Our Gemara on Amud Aleph discusses more about Toch Kedei Dibur, that is a parcel of time that it takes to state, “Peace onto you, my master and teacher.”  As we learned in Psychology of the Daf Nedarim 69, there are many halakhic distinctions that arise from this measure of time, mostly having to do with being allowed to renege or retract statements, conditions and agreements within this small time frame.  Many commentaries understand this time frame to be based on either a rabbinic enactment, or a de facto assumption that a person does not fully finish their thought or resolve until he has a moment to consider and finalize it.  

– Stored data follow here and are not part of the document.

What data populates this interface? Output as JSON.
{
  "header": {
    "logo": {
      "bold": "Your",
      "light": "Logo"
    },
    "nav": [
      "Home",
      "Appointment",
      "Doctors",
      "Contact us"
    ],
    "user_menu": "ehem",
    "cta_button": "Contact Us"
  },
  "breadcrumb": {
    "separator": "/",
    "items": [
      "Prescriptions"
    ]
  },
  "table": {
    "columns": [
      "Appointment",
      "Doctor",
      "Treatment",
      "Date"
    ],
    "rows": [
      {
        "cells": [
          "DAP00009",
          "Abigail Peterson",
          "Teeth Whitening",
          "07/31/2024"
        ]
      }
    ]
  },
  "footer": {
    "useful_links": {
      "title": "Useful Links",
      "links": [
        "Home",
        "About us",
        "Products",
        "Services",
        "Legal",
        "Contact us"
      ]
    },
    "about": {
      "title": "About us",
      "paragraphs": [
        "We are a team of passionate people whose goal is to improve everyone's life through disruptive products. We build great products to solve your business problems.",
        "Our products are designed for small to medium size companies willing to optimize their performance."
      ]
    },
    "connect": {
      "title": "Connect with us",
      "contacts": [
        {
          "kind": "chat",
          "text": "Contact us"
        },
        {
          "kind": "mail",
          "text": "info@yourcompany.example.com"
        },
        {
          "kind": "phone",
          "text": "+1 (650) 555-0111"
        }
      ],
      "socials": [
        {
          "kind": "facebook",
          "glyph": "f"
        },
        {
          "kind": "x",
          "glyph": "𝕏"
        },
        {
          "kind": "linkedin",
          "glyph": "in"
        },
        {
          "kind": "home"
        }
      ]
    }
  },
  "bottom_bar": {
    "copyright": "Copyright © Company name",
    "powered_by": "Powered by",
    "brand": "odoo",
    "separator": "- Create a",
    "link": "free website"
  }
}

One of the challenges to that formulation is how our Gemara uses this measure of time.  Our Gemara studies a scenario where a person performed the Keriyah ritual upon hearing that a specific relative died, and then he finds out it was a different relative.  If the news reached him within a kedei dibbur of the rending of his clothes, the ritual is still valid and no further rending is obligatory. 

The obvious question is, factually, he did Keriyah over an entirely different person! There is yeshivishe reyd that resolves this problem by explaining that Kedei Dibbur is not just a conditional situation, but actually a halakhic quanta of time.  That is, time itself is measured in moments, and the halakhically reducible moment is toch kedei dibbur.  Thus, the action and thought are still considered as simultaneous within this time zone, even though technically it is not. 

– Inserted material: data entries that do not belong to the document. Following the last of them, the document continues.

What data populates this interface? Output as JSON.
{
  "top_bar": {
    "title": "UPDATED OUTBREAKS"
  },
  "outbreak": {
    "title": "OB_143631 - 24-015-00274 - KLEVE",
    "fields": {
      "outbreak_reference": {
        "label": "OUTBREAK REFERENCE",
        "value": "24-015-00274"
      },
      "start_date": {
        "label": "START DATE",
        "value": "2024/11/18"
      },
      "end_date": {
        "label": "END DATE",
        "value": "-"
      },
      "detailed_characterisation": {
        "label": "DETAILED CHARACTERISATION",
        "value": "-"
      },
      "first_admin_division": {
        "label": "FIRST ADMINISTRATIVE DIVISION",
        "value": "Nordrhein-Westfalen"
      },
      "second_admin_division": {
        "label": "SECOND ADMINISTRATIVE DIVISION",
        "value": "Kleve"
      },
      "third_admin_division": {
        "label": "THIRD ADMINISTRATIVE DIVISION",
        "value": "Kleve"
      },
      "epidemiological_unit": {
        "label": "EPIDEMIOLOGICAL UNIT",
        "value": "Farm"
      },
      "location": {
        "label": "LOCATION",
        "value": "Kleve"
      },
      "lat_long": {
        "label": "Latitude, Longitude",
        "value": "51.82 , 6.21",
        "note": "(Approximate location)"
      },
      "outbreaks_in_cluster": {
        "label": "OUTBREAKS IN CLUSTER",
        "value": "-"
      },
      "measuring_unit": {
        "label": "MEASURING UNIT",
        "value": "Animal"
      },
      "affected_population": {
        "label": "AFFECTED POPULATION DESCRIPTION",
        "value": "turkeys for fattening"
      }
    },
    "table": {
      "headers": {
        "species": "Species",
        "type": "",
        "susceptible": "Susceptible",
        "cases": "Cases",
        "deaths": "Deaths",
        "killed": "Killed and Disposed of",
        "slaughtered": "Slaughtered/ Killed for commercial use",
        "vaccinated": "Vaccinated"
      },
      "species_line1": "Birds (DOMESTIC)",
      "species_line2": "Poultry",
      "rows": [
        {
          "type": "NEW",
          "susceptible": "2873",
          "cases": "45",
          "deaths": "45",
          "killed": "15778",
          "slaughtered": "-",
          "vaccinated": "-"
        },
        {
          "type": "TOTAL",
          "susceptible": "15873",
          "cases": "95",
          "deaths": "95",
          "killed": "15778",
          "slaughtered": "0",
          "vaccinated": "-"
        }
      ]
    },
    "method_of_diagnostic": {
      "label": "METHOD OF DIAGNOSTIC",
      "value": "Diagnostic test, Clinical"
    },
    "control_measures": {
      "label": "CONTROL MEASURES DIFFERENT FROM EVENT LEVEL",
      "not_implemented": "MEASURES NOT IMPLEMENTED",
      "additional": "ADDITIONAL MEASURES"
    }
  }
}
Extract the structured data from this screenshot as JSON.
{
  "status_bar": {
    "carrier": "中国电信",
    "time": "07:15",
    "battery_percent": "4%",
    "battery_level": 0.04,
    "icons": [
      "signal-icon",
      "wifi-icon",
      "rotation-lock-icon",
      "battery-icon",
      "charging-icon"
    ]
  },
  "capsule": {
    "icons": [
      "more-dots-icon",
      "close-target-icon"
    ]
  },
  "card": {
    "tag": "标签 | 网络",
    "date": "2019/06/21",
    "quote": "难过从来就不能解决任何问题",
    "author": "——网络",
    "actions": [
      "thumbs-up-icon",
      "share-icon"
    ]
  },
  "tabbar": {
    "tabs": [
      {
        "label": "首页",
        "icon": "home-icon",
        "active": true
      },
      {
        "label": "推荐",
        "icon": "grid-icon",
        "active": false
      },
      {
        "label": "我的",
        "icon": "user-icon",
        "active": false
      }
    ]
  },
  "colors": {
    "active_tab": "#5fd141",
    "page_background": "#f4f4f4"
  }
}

(See ר שמעון שער יושר שער ה:כב, אחיעזר ב:כה;ז,  דברי יחזקאל סימן כז  ). As an example, one might measure time, in seconds or milliseconds, whatever that standard is. Therefore the Olympic judges will consider two runners that are tied to the measurable 100th of a second as simultaneous, even though we might argue that one runner was a millionth of a second faster.  

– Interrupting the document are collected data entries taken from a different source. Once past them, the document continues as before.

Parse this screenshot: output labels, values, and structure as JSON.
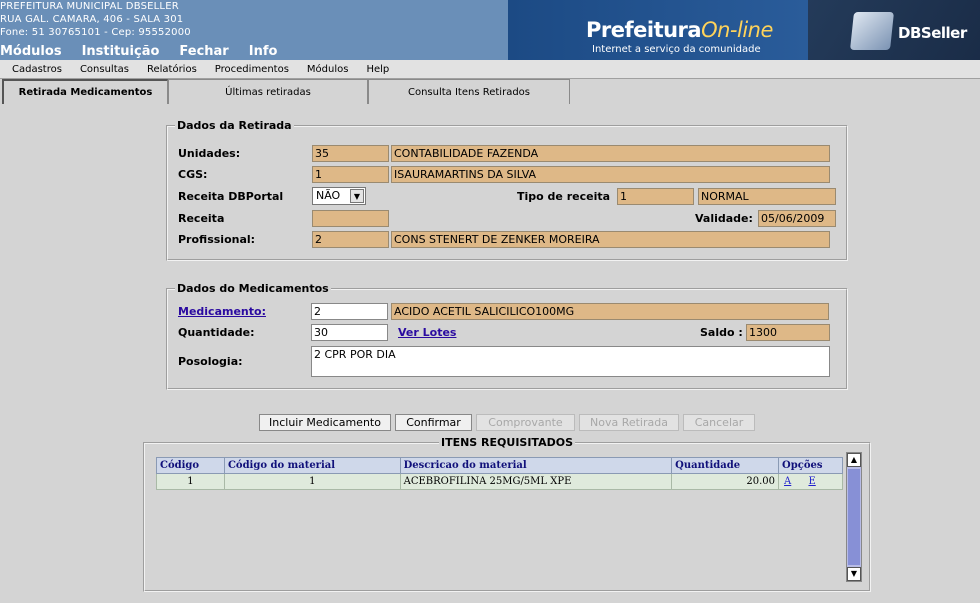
{
  "header": {
    "org_line1": "PREFEITURA MUNICIPAL DBSELLER",
    "org_line2": "RUA GAL. CAMARA, 406 - SALA 301",
    "org_line3": "Fone: 51 30765101  -  Cep: 95552000",
    "menu": [
      "Módulos",
      "Instituição",
      "Fechar",
      "Info"
    ],
    "logo_main": "Prefeitura",
    "logo_accent": "On-line",
    "logo_sub": "Internet a serviço da comunidade",
    "db_logo": "DBSeller"
  },
  "menubar": [
    "Cadastros",
    "Consultas",
    "Relatórios",
    "Procedimentos",
    "Módulos",
    "Help"
  ],
  "tabs": [
    "Retirada Medicamentos",
    "Últimas retiradas",
    "Consulta Itens Retirados"
  ],
  "retirada": {
    "legend": "Dados da Retirada",
    "unidades_label": "Unidades:",
    "unidades_code": "35",
    "unidades_name": "CONTABILIDADE FAZENDA",
    "cgs_label": "CGS:",
    "cgs_code": "1",
    "cgs_name": "ISAURAMARTINS DA SILVA",
    "receita_dbportal_label": "Receita DBPortal",
    "receita_dbportal_value": "NÃO",
    "tipo_receita_label": "Tipo de receita",
    "tipo_receita_code": "1",
    "tipo_receita_name": "NORMAL",
    "receita_label": "Receita",
    "receita_value": "",
    "validade_label": "Validade:",
    "validade_value": "05/06/2009",
    "profissional_label": "Profissional:",
    "profissional_code": "2",
    "profissional_name": "CONS STENERT DE ZENKER MOREIRA"
  },
  "medicamentos": {
    "legend": "Dados do Medicamentos",
    "medicamento_link": "Medicamento:",
    "medicamento_code": "2",
    "medicamento_name": "ACIDO ACETIL SALICILICO100MG",
    "quantidade_label": "Quantidade:",
    "quantidade_value": "30",
    "ver_lotes": "Ver Lotes",
    "saldo_label": "Saldo :",
    "saldo_value": "1300",
    "posologia_label": "Posologia:",
    "posologia_value": "2 CPR POR DIA"
  },
  "buttons": {
    "incluir": "Incluir Medicamento",
    "confirmar": "Confirmar",
    "comprovante": "Comprovante",
    "nova": "Nova Retirada",
    "cancelar": "Cancelar"
  },
  "itens": {
    "legend": "ITENS REQUISITADOS",
    "columns": [
      "Código",
      "Código do material",
      "Descricao do material",
      "Quantidade",
      "Opções"
    ],
    "rows": [
      {
        "codigo": "1",
        "codigo_material": "1",
        "descricao": "ACEBROFILINA 25MG/5ML XPE",
        "quantidade": "20.00",
        "opt_a": "A",
        "opt_e": "E"
      }
    ]
  }
}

Since this is Psychology of the Daf, I will offer a psycho-lomdishe answer to this question: A mourner is in some ways forbidden to talk,  His mode of expression must be measured and sober. Rabbennu Bechaye (Vayikra 10:3) notes Aharon’s silence in the face of his sons’ sudden death.  It is appropriate for the mourner to be silent and engage in introspection. Bava Basra (16b) tells us that mourners eat lentils, because it is a type of bean with no “mouth”; the bean has no obvious seam or opening.  This alludes to the muted nature of the mourner.

Yet the mourner must express himself.  The violent rending of his clothes is the quiet scream, like the wailing of the Shofar, a simulacrum of human anguish and cries  If Keriyah is, in essence, a diverted and sublimated form of the mourner’s cry of anguish, then it is a substitute for speech.  But more than a substitute, it is actually speech itself.  Therefore, the Keriyah ritual is subject to the same terms and conditions of other forms of speech.

This posting is dedicated to those who can only scream silently, and may God hear and answer their cries.